8.4. Individualized Treatment
Giordano et al. first reported transcriptional profiling of ACC in 2003. Genetic profiling of individual tumors has many potential benefits, but especially relevant to treatment of ACC is the opportunity to predict response rates to certain pharmaceutical agents and determination of prognosis. Aside from improving patient care, a secondary benefit of such information would be segregation of patients into clinical trial subgroups with others that have their specific form of disease . Several molecular markers of drug sensitivity in ACC have been identified and are under investigation, as standard ACC chemotherapy is associated with significant toxicity and variable response rates characteristics . For instance, ERCC1, a DNA repair protein, has previously been shown to predict resistance to platinum-based chemotherapy regimens.

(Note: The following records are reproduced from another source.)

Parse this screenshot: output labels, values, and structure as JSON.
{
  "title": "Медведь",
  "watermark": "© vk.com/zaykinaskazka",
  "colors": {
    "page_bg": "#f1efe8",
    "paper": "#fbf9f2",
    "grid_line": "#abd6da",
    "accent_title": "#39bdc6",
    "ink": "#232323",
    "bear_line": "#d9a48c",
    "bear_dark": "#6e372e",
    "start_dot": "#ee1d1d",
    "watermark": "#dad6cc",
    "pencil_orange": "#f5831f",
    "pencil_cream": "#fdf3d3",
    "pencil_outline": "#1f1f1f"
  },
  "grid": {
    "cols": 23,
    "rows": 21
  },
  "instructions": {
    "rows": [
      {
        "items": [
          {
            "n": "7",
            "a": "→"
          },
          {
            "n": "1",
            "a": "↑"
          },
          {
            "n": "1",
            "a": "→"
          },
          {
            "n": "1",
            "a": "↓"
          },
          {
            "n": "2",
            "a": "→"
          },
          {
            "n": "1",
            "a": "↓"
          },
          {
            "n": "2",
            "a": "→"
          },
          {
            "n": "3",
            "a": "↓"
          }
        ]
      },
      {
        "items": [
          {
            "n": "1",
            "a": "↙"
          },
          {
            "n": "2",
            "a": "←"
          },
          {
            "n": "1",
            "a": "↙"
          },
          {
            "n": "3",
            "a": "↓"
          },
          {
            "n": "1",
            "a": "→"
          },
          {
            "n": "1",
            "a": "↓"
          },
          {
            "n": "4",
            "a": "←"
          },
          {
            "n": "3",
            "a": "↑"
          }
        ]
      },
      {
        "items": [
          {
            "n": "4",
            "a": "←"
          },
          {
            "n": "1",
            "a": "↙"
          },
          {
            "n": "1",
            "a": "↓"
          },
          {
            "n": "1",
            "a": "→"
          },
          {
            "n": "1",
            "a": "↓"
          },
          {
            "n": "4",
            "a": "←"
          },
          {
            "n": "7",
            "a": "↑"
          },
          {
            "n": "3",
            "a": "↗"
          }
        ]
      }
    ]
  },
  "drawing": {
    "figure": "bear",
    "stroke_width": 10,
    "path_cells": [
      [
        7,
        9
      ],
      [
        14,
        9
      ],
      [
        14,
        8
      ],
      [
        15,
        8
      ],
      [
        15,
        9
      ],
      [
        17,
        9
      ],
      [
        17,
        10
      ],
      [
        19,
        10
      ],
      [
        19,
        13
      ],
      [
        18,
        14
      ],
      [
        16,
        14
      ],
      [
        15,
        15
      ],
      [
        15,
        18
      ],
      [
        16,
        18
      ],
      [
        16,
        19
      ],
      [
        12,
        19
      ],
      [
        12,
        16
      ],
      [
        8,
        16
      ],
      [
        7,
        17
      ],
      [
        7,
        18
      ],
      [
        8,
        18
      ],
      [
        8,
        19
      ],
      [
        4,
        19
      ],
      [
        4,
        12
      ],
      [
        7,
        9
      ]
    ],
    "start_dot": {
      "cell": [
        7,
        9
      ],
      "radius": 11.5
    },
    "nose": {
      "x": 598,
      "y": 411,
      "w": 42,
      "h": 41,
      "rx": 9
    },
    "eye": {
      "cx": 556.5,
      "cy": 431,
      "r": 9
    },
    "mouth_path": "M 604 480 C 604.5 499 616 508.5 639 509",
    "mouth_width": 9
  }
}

Less than 50% of ACCs treated with a platinum-based regimen shows a clinical response, and ACC patients demonstrating a high rate of ERCC1 expression following platinum-based chemotherapy have a significantly shortened median survival time (8 versus 24 months in low-ERCC1 patients) . Additionally, a phase II trial is underway for ACC utilizing a regimen including XR9576, an inhibitor of MDR1, expression of which has been implicated in other multidrug-resistant tumors [108, 109]. Ideally, as the cost of genetic sequencing continues to fall and knowledge of the implications of specific genetic changes on treatment response and outcome improves, treatment regimens can be optimized on an individualized basis.

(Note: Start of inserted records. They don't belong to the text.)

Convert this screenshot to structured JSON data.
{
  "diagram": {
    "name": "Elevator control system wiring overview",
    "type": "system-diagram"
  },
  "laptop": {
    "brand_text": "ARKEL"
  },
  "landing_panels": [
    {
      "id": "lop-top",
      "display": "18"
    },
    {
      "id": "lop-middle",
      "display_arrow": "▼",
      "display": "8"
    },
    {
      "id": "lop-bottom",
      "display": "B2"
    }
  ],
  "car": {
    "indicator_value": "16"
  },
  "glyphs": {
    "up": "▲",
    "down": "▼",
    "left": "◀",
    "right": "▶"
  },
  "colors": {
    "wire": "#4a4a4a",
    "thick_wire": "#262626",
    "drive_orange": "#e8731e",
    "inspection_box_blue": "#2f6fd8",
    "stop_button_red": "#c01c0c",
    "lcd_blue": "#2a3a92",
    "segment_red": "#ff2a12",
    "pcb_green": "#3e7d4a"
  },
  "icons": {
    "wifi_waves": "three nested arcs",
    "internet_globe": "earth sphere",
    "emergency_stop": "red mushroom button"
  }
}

ACC remains a rare malignancy that has seen little improvement in overall mortality over the past two decades. Until recently, standard of care was based only on individual opinion and occasionally expert consensus. Over the past decade, international collaboration has begun to improve the management of these patients and the molecular understanding of the disease. The development of standardized staging criteria and the gradual accrual of clinical trials in treating ACC, especially with the release of the first randomized phase III trial in ACC, exemplifies the ongoing progress in clinical care of these patients. Similarly, as the genetic understanding of adrenal tumorigenesis continues to progress, more targets for future drug development are identified and evaluated. As these discoveries are translated into clinical practice, ACC therapy will move beyond historical modalities to the benefit of patients everywhere.